Iran's Foreign Minister Mohammed Javad Zarif called Palestinian President Mahmoud Abbas on Tuesday to reiterate Tehran's opposition to the US "deal of the century" plan that attempted to resolve the Israeli-Palestinian conflict.
But his phone call was also aimed at showing support for the Palestinian leader, who "was deeply hurt and shocked" by the meeting held in Uganda between Israel's Prime Minister Benjamin Netanyahu and the Sudanese interim President Abdel Fattah Al Burhan, Palestinian sources said.
Under its former leader, Omar Al Bashir, who ruled the country for three decades, Sudan had been a vocal supporter of Palestinian rights and a staunch enemy of Israel, boycotting the Jewish state ever since the African country's establishment in 1956.
Now that Bashir is gone, that situation seems to be changing, with reports suggesting that the new leader is laying the groundwork for the establishment of ties with Israel, with which it has never had any diplomatic relations.
Split in the ranks
The only problem is that the Sudanese government knew little or nothing at all about the meeting between the Israeli PM and the Sudanese President.
"It is such a sensitive and strategically important subject but it was completely hidden from the ministers' eyes. The move was undemocratic and it lacked transparency. Now the leader will need to provide some explanations," said Mohammed Amin, a Khartoum-based journalist specialising in the geopolitics of Sudan and the region.
General Burhan, who seized power in 2019 after ousting Bashir from office and establishing an interim government comprised of military and civilian components, seems to be interested in getting closer to Israel "hoping Tel Aviv would bridge between his country and the West," says Amin.
Sudan is one of the world's poorest countries, with 40 percent of its population living below poverty line, and needs Western donations to escape the dire economic situation it is currently in, something that didn't improve after Washington lifted its sanctions on the African country in 2017, with Khartoum vowing to combat terrorism and address pressing human rights issues.
Israel as the bone of contention
But apart from splitting the government, the high-profile meeting in Uganda has also divided the Sudanese public, says Amin, suggesting that while some elements in the society believed it was time for Sudan to start pursuing its own interests, others voiced a concern that the move that bolstered the military camp within the interim government could potentially lead to the militarisation of the country and the return of the previous regime.
And there is a religious component too. According to a 2010 survey conducted by Gallup, 97 percent of Sudanese considered themselves religiousb with Islam playing an important role in their lives.

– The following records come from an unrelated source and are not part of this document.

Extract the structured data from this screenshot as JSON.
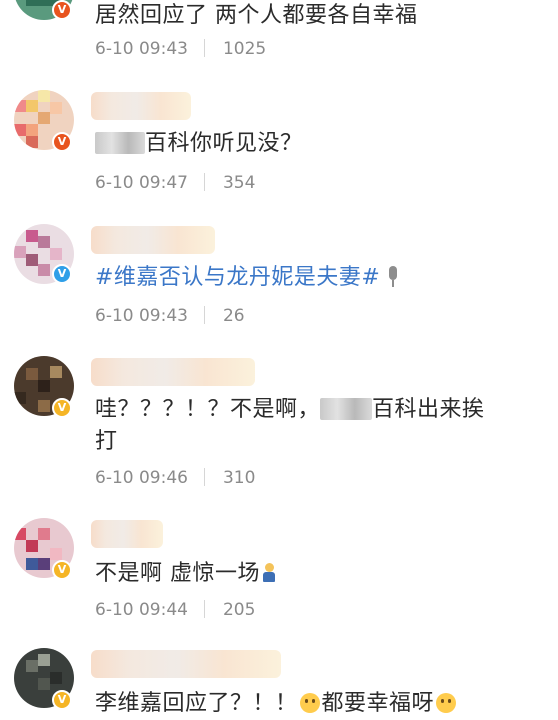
{
  "comments": [
    {
      "text": "居然回应了 两个人都要各自幸福",
      "time": "6-10 09:43",
      "likes": "1025",
      "badge": "V",
      "badge_color": "#e8541e"
    },
    {
      "text_after_redact": "百科你听见没？",
      "time": "6-10 09:47",
      "likes": "354",
      "badge": "V",
      "badge_color": "#e8541e"
    },
    {
      "hashtag": "#维嘉否认与龙丹妮是夫妻#",
      "hashtag_icon": "microphone-icon",
      "time": "6-10 09:43",
      "likes": "26",
      "badge": "V",
      "badge_color": "#2f9fe8"
    },
    {
      "text_before_redact": "哇？？？！？不是啊，",
      "text_after_redact": "百科出来挨",
      "text_line2": "打",
      "time": "6-10 09:46",
      "likes": "310",
      "badge": "V",
      "badge_color": "#f5b526"
    },
    {
      "text": "不是啊 虚惊一场",
      "text_emoji": "person-emoji",
      "time": "6-10 09:44",
      "likes": "205",
      "badge": "V",
      "badge_color": "#f5b526"
    },
    {
      "text_part1": "李维嘉回应了？！！",
      "text_part2": "都要幸福呀",
      "text_emoji": "smile-emoji",
      "badge": "V",
      "badge_color": "#f5b526"
    }
  ]
}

"Religious elements in the society will not want to be associated with Israel as they are loyal to the Palestinians. However, I believe that the establishment of ties with the Jewish state will not necessarily mean that Sudan would drop its support for the Palestinian cause," said Amin.

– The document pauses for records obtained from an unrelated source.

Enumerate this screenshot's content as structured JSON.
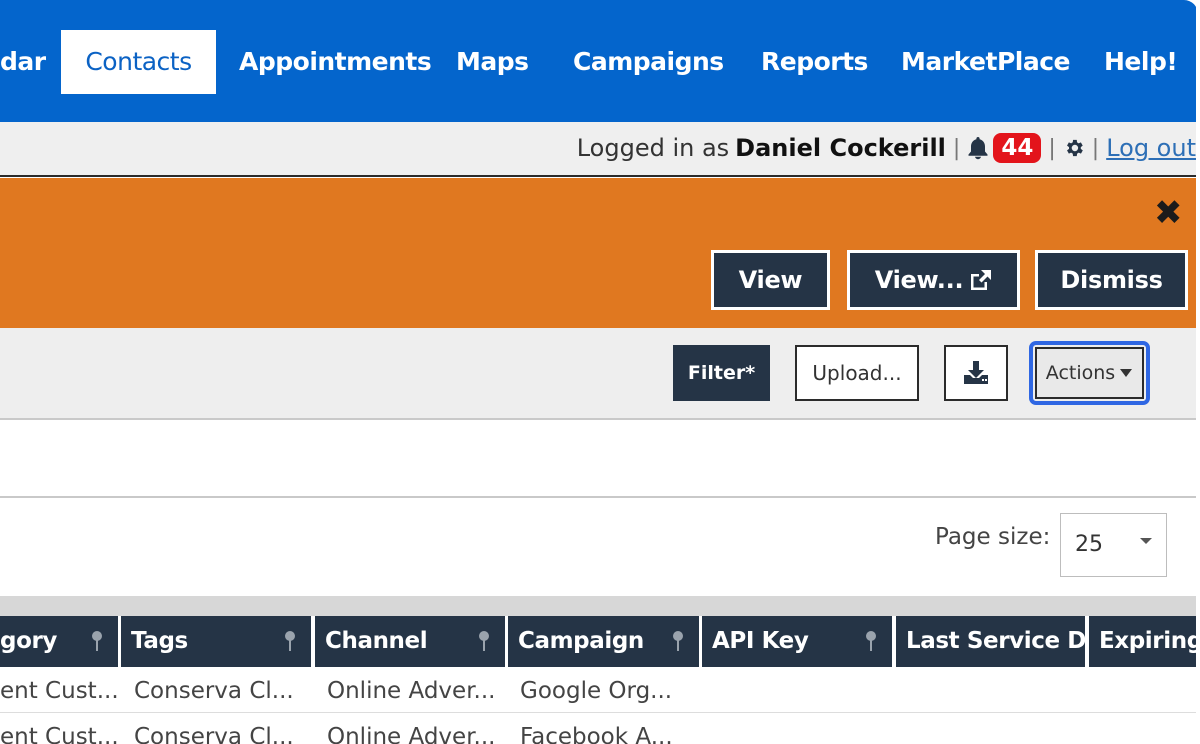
{
  "nav": {
    "items": [
      {
        "label": "dar",
        "active": false
      },
      {
        "label": "Contacts",
        "active": true
      },
      {
        "label": "Appointments",
        "active": false
      },
      {
        "label": "Maps",
        "active": false
      },
      {
        "label": "Campaigns",
        "active": false
      },
      {
        "label": "Reports",
        "active": false
      },
      {
        "label": "MarketPlace",
        "active": false
      },
      {
        "label": "Help!",
        "active": false
      }
    ]
  },
  "login": {
    "prefix": "Logged in as",
    "user": "Daniel Cockerill",
    "notification_count": "44",
    "separator": "|",
    "logout_label": "Log out"
  },
  "banner": {
    "close_label": "✖",
    "view_label": "View",
    "view_external_label": "View...",
    "dismiss_label": "Dismiss"
  },
  "toolbar": {
    "filter_label": "Filter*",
    "upload_label": "Upload...",
    "actions_label": "Actions"
  },
  "page_size": {
    "label": "Page size:",
    "value": "25"
  },
  "grid": {
    "columns": [
      "gory",
      "Tags",
      "Channel",
      "Campaign",
      "API Key",
      "Last Service Date",
      "Expiring"
    ],
    "rows": [
      [
        "ent Cust...",
        "Conserva Cl...",
        "Online Adver...",
        "Google Org...",
        "",
        "",
        ""
      ],
      [
        "ent Cust...",
        "Conserva Cl...",
        "Online Adver...",
        "Facebook A...",
        "",
        "",
        ""
      ]
    ]
  },
  "colors": {
    "nav_blue": "#0465cc",
    "banner_orange": "#e07820",
    "dark_button": "#253446",
    "badge_red": "#e3141b",
    "focus_ring": "#2f67e3"
  }
}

This didn't stop other Muslim nations, including Egypt and Jordan (which have a peace agreement with Israel) from cooperating with the Jewish state, despite their staunch backing of the Palestinians.
"Even the PA has its own agreements with Israel. They themselves negotiate and cooperate with the Jewish state," said Amin, suggesting Sudan could follow a similar path.
And he is not worried about how Arab or other African nations that don't have diplomatic relations with Israel would view Sudan's new approach.
"Reports suggest that the meeting in Uganda was set up by several Arab countries including the UAE and Egypt. As for other African states... they might follow in the footsteps of Sudan and Chad, which restored its diplomatic relations with Israel a year ago, so pretty soon we might see a big breakthrough for Israel in Africa."